Moreover, immediate clinical manifestations because of β-lactams with positive oral challenge do not necessarily indicate an IgE-induced manifestation, even if it happened <6 h after drug intake. Other immunologic models proposed recent theories about non-IgE drug hypersensitivity (12). This could partly explain the lack of sensitivity of IgE assays in the population with negative skin tests especially with cephalosporin derivatives. For cephalosporins, the most reasonable explanation for the lack of sensitivity is the inadequate understanding and knowledge of the IgE determinants with this group.
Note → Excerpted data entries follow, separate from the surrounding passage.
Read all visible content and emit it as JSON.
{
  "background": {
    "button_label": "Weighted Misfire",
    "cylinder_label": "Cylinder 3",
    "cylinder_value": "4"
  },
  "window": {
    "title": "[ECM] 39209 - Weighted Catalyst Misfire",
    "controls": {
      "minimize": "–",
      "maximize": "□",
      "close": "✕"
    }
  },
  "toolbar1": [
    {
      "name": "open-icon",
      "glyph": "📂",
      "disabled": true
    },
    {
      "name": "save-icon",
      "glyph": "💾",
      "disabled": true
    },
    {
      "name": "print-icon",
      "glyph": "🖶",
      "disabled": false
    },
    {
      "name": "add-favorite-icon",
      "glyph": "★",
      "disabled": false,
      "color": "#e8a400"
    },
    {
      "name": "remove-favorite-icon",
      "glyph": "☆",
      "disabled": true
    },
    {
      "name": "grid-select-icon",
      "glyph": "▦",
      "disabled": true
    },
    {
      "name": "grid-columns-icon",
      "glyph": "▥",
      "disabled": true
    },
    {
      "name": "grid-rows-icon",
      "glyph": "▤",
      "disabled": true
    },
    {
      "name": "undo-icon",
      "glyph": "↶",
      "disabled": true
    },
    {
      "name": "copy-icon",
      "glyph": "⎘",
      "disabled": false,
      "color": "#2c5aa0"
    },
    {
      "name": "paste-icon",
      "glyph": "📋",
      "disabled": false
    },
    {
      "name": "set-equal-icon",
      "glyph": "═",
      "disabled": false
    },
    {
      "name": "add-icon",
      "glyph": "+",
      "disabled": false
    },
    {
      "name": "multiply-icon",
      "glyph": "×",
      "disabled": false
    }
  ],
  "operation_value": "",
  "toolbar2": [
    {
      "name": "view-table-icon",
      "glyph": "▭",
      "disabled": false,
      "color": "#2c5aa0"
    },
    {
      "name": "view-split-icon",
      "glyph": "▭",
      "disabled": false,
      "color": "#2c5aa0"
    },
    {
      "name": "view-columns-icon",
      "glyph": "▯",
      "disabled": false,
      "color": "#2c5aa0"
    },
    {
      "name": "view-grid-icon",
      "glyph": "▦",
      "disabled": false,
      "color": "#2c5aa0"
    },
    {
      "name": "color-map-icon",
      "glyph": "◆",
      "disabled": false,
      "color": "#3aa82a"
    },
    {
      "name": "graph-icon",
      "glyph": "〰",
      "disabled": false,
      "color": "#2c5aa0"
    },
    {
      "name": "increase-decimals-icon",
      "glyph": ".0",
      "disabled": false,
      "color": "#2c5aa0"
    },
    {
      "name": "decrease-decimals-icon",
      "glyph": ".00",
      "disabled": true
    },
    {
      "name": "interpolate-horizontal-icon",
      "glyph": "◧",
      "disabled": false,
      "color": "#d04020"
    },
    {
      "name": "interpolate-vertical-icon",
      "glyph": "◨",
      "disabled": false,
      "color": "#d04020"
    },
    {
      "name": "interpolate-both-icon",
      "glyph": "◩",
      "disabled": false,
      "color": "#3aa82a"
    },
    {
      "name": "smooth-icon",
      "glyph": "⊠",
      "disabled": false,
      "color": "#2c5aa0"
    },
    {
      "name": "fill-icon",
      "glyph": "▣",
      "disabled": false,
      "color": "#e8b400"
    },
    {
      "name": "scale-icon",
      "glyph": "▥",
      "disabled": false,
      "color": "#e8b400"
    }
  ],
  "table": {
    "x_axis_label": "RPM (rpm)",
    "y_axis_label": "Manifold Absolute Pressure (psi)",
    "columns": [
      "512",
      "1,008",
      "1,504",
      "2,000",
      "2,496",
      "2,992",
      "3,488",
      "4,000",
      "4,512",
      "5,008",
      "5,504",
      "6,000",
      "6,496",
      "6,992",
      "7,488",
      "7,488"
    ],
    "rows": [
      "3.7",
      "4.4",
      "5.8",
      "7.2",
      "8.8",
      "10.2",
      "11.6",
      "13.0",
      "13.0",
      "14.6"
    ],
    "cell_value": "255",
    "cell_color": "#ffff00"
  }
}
However, this technique has a sensitivity of 75% in the population of patients having a history of anaphylactic shock. This population corresponds clinically to the patients who present a vital risk if the drug is re-administered. Thus, if these results are duplicated, a positive measurement of β-lactam-specific IgE in patients having had an anaphylactic shock but negative skin tests could be regarded as sufficient to avoid a life-threatening oral provocation test.
These results indicate that, although the specificity of β-lactam-specific IgE measurement is good, sensitivity is low. The place for IgE measurement should be limited to situations of severe manifestation in order to avoid drug provocations. Sensitive assays, in particular for cephalosporin allergies, should be developed. Increasing the number of β-lactam derivatives available in vitro is as important as for the in vivo diagnosis (13). A prospective multicenter study with systematic IgE measurement in situations of negative skin tests could provide us with more information about the performance of these assays.